La Docteure Hà Thi Thanh Huong (2e à droite) lors de la cérémonie de remise du Prix “L’Oréal - UNESCO - Pour les femmes et la science”, en 2022. |
Photo : Thu Trang/CVN |
Prix prestigieux
En 2012, Hà Thi Thanh Huong a obtenu une bourse de doctorat pour étudier la neurologie à la prestigieuse Université de Stanford aux États-Unis. Elle est retournée au Vietnam en 2018 et est devenue maître de conférences à l’Université internationale de l’Université nationale de Hô Chi Minh-Ville.
En 2020, à l’âge de 31 ans, Huong a été l’une des 15 chercheuses dans le monde à recevoir le Prix "Early Career".
Avec son projet de recherche sur les techniques de détection précoce de la maladie d’Alzheimer grâce à l’utilisation d’un biomarqueur plasmatique, la protéine p-tau 217, elle a été l’une des trois scientifiques honorées en 2022 avec le Prix "L’Oréal - UNESCO - Pour les femmes et la science". Chaque lauréate a reçu un prix de 150 millions de dôngs (plus de 6.000 USD) pour mener des recherches plus approfondies.
"L’idée du sujet est venue d’un étudiant de troisième année du groupe de recherche, Pham Hoài Bao. Ce prix m’aide à lever des fonds pour mettre en œuvre le projet".
Pour elle, la science est une discipline où certaines qualités telles que la prudence, la capacité d’effectuer plusieurs tâches en même temps - des caractères que possèdent de nombreuses femmes - jouent un rôle crucial. Cependant, il est regrettable que le taux de femmes s’engageant dans la recherche, notamment pour atteindre les “sommets” de la science, soit encore très faible.
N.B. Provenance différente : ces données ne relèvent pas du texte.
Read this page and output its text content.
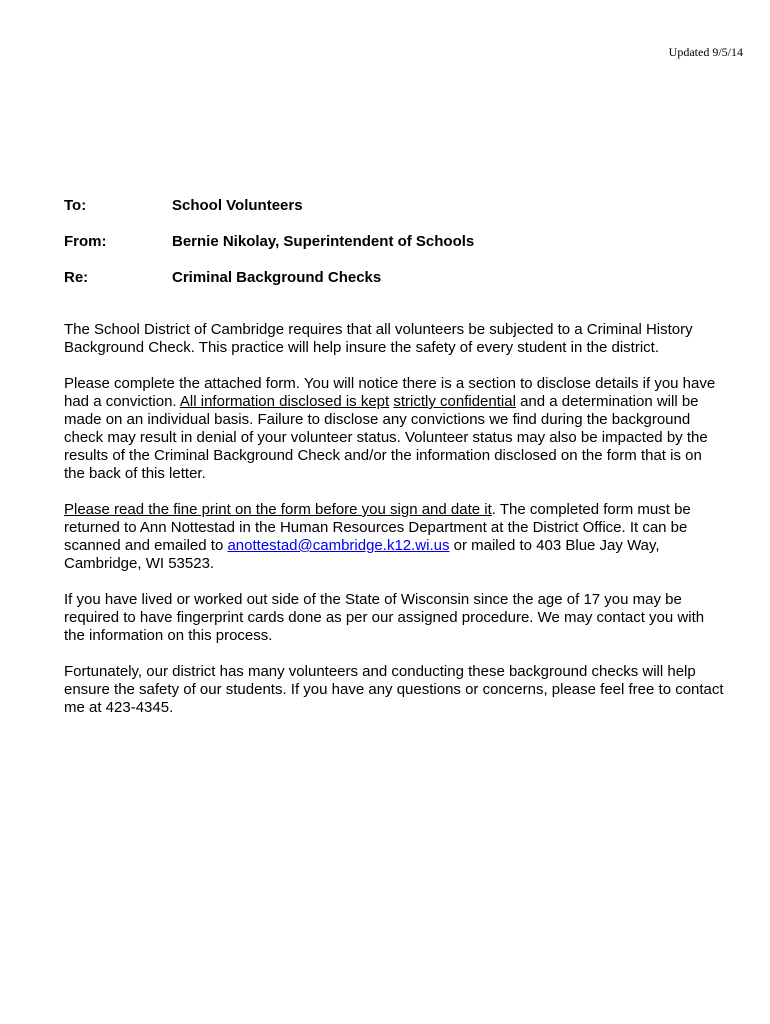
Updated 9/5/14
To:	School Volunteers
From:	Bernie Nikolay, Superintendent of Schools
Re:	Criminal Background Checks

The School District of Cambridge requires that all volunteers be subjected to a Criminal History Background Check. This practice will help insure the safety of every student in the district.

Please complete the attached form. You will notice there is a section to disclose details if you have had a conviction. All information disclosed is kept strictly confidential and a determination will be made on an individual basis. Failure to disclose any convictions we find during the background check may result in denial of your volunteer status. Volunteer status may also be impacted by the results of the Criminal Background Check and/or the information disclosed on the form that is on the back of this letter.

Please read the fine print on the form before you sign and date it. The completed form must be returned to Ann Nottestad in the Human Resources Department at the District Office. It can be scanned and emailed to anottestad@cambridge.k12.wi.us or mailed to 403 Blue Jay Way, Cambridge, WI 53523.

If you have lived or worked out side of the State of Wisconsin since the age of 17 you may be required to have fingerprint cards done as per our assigned procedure. We may contact you with the information on this process.

Fortunately, our district has many volunteers and conducting these background checks will help ensure the safety of our students. If you have any questions or concerns, please feel free to contact me at 423-4345.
Cela se reflète facilement dans les résultats des grands prix scientifiques du monde entier.
Parfois, les préjugés au sein de la famille et de la société conduisent les filles à croire qu’elles ne sont pas adaptées aux sciences et qu’elles ne peuvent travailler que dans d’autres professions que la comptabilité, la banque…
Le prix "L’Oréal - UNESCO - Pour les femmes et la science" est un succès au Vietnam, démontrant que les femmes peuvent également réaliser des travaux scientifiques importants pour la société. "Je suis honorée d’en faire partie. J’espère qu’il y aura davantage de prix comme celui-ci pour les jeunes afin de leur montrer des exemples et de les encourager à poursuivre cette voie".